On May 13, a press release contained the following statement by Ott, who noted “emergency orders can be necessary during crises”:

“Public health experts have been clear that prematurely lifting social distancing measures will have serious and deadly consequences, especially for vulnerable communities. Today the Wisconsin Supreme Court chose to ignore those warnings, jeopardizing the health of all Wisconsinites and further endangering people of color and members of other vulnerable communities who already faced the greatest risk from this virus.

“COVID-19 has laid bare the pervasive racial injustice that permeates every aspect of our society, deepening existing racial disparities and infecting communities of color at terribly disproportionate rates.

“Given this reality, it was incredibly disheartening to hear remarks made in the courtroom that demeaned and discounted the experiences of those most affected by the pandemic.

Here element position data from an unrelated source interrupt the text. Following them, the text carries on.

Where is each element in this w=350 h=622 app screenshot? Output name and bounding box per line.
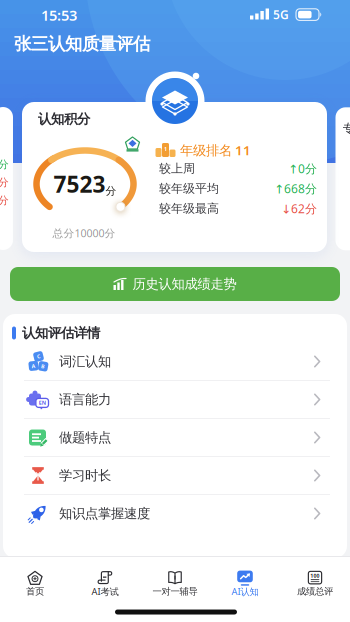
staticText: ↑0分 [288,160,317,176]
button[interactable]: EN [7,380,343,418]
button[interactable]: 历史认知成绩走势 [10,267,340,301]
staticText: 词汇认知 [59,353,111,370]
staticText: 5G [273,6,289,22]
staticText: 认知评估详情 [22,325,100,341]
staticText: 语言能力 [59,391,111,408]
staticText: 分 [0,194,9,207]
button[interactable]: 一对一辅导 [140,566,210,612]
staticText: AI认知 [232,585,258,598]
button[interactable]: C [7,342,343,380]
staticText: 总分10000分 [52,226,116,240]
staticText: ↑668分 [274,180,317,196]
staticText: 张三认知质量评估 [14,33,150,55]
staticText: 较年级平均 [159,181,219,196]
staticText: ↓62分 [281,200,317,216]
staticText: 历史认知成绩走势 [132,276,236,292]
staticText: 分 [0,176,9,189]
staticText: 7523分 [54,169,116,199]
staticText: 年级排名 11 [180,141,251,159]
button[interactable]: 分 [0,107,13,250]
staticText: 认知积分 [38,111,90,127]
button[interactable]: 专 [336,107,350,250]
staticText: 100 [309,571,321,580]
staticText: A [32,362,36,370]
staticText: 成绩总评 [297,586,333,597]
staticText: EN [39,399,46,406]
button[interactable]: 100 [280,566,350,612]
button[interactable]: 知识点掌握速度 [7,494,343,532]
staticText: 15:53 [41,5,77,25]
staticText: 较上周 [159,161,195,176]
button[interactable]: AI认知 [210,566,280,612]
button[interactable]: 做题特点 [7,418,343,456]
staticText: 学习时长 [59,467,111,484]
button[interactable]: 学习时长 [7,456,343,494]
staticText: 首页 [26,586,44,597]
staticText: 做题特点 [59,429,111,446]
staticText: B [41,363,45,370]
staticText: 分 [0,158,9,171]
staticText: C [37,353,40,360]
staticText: AI考试 [92,585,118,598]
staticText: 知识点掌握速度 [59,505,150,522]
staticText: 较年级最高 [159,201,219,216]
staticText: 专 [342,121,350,136]
staticText: 1 [164,146,167,153]
button[interactable]: 首页 [0,566,70,612]
staticText: 一对一辅导 [152,586,198,597]
button[interactable]: 认知积分 [22,102,327,252]
button[interactable]: AI考试 [70,566,140,612]
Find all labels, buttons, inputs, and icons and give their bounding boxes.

The assertion that the scores of outbreaks occurring in meatpacking facilities were somehow acceptable because they don’t impact ‘regular folks,’ or the absurd equating of the safer-at-home order with Japanese-American internment, were painful to hear.

“Emergency orders can be necessary during crises like a pandemic, as long as they are grounded in science and consistent with the need to protect the health, safety, and civil liberties of us all.

“Specifically, Wisconsin’s safer-at-home order has been instrumental in allowing Wisconsinites to stay home from work and protect themselves from infection.

“While some will still have the option to work from home and do what’s necessary to stay safe, a significant portion of people across the state, particularly people of color and those with low incomes, have now had that protection removed, even as COVID-19 continues to spread.

“Despite today’s ruling, we urge employers not to force people back to work before it is safe to do so or before childcare is available.

“We also encourage state leaders in the legislative and executive branches to make a serious effort to work together and continue to follow the advice of medical experts and make decisions that prioritize the health of Wisconsin residents and protect those who are most in danger.”

Will lawsuits clarify how one defines a crisis and establish who can congregate or will political axes continue to be thrown?